Sound familiar? This was, of course, straight from the colour-by-numbers Donald Trump book of political strategy. Appear a bit wild, make a series of unsubstantiated allegations against your opponents and identify someone to blame. In the TV debates, he sometimes looked like he had wandered into the studio by accident.

Political ambitions

Targeting Travellers and social-welfare recipients wasn’t about winning the presidency. It was an investment for the future, an attempt to find his constituency. He’s harboured political ambitions for some time. He ran for the Seanad in 2015, when he got 13 votes. The presidency was another exploratory poke. He’s a proto-politician, looking for a set of ideas to promote, and experimenting with different sorts to see what finds a market.

Many speculated there was a willing market for his brand of Telling-It-Like-It-Is. It didn't matter how factually incorrect it was

Predictably, there was a backlash to his comments; which perhaps was what he anticipated. Last week, he announced a suspension of his campaign and gave a teary-eyed interview. Peter, the victim of political correctness, persecuted for Telling-It-Like-It-Is.

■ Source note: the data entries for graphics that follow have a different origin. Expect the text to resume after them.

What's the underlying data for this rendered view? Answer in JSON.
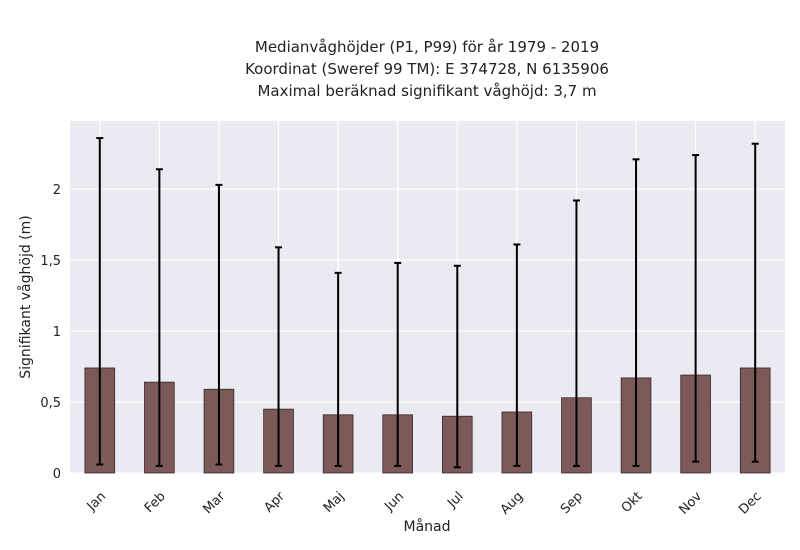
{
  "chart_data": {
    "type": "bar",
    "title_lines": [
      "Medianvåghöjder (P1, P99) för år 1979 - 2019",
      "Koordinat (Sweref 99 TM): E 374728, N 6135906",
      "Maximal beräknad signifikant våghöjd: 3,7 m"
    ],
    "xlabel": "Månad",
    "ylabel": "Signifikant våghöjd (m)",
    "categories": [
      "Jan",
      "Feb",
      "Mar",
      "Apr",
      "Maj",
      "Jun",
      "Jul",
      "Aug",
      "Sep",
      "Okt",
      "Nov",
      "Dec"
    ],
    "values": [
      0.74,
      0.64,
      0.59,
      0.45,
      0.41,
      0.41,
      0.4,
      0.43,
      0.53,
      0.67,
      0.69,
      0.74
    ],
    "error_low": [
      0.06,
      0.05,
      0.06,
      0.05,
      0.05,
      0.05,
      0.04,
      0.05,
      0.05,
      0.05,
      0.08,
      0.08
    ],
    "error_high": [
      2.36,
      2.14,
      2.03,
      1.59,
      1.41,
      1.48,
      1.46,
      1.61,
      1.92,
      2.21,
      2.24,
      2.32
    ],
    "ylim": [
      0,
      2.48
    ],
    "yticks": [
      0,
      0.5,
      1,
      1.5,
      2
    ],
    "ytick_labels": [
      "0",
      "0,5",
      "1",
      "1,5",
      "2"
    ],
    "grid": true,
    "colors": {
      "bar": "#7d5a5a",
      "bar_edge": "#3a2626",
      "error": "#000000",
      "plot_bg": "#eaeaf2",
      "grid": "#ffffff"
    }
  }
}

Two days later, he had an article in the Sunday Independent announcing he was back in the race and describing all the support he had received. Given the mechanics of newspaper production, Casey must have started writing that article, or was at least thinking about it, on the same day he announced his suspension. Gasp-inducing cynicism, or good marketing? Pretty much the same thing.

But in a curious way, perhaps not the way he intended, he has done the State some service. After his comments about Travellers, the media wondered how this would play with the public. Many speculated there was a willing market for his brand of Telling-It-Like-It-Is. It didn’t matter how factually incorrect it was: 85 per cent of Travellers live in houses, not on other people’s land; and there are political, cultural and genetic differences between settled Irish and travelling people.

Pundits, social media, even opinion polls, can’t tell you how much of a blind spot Travellers are to the rest of us. Only a secret ballot. Now, thanks to Peter Casey, we have some idea.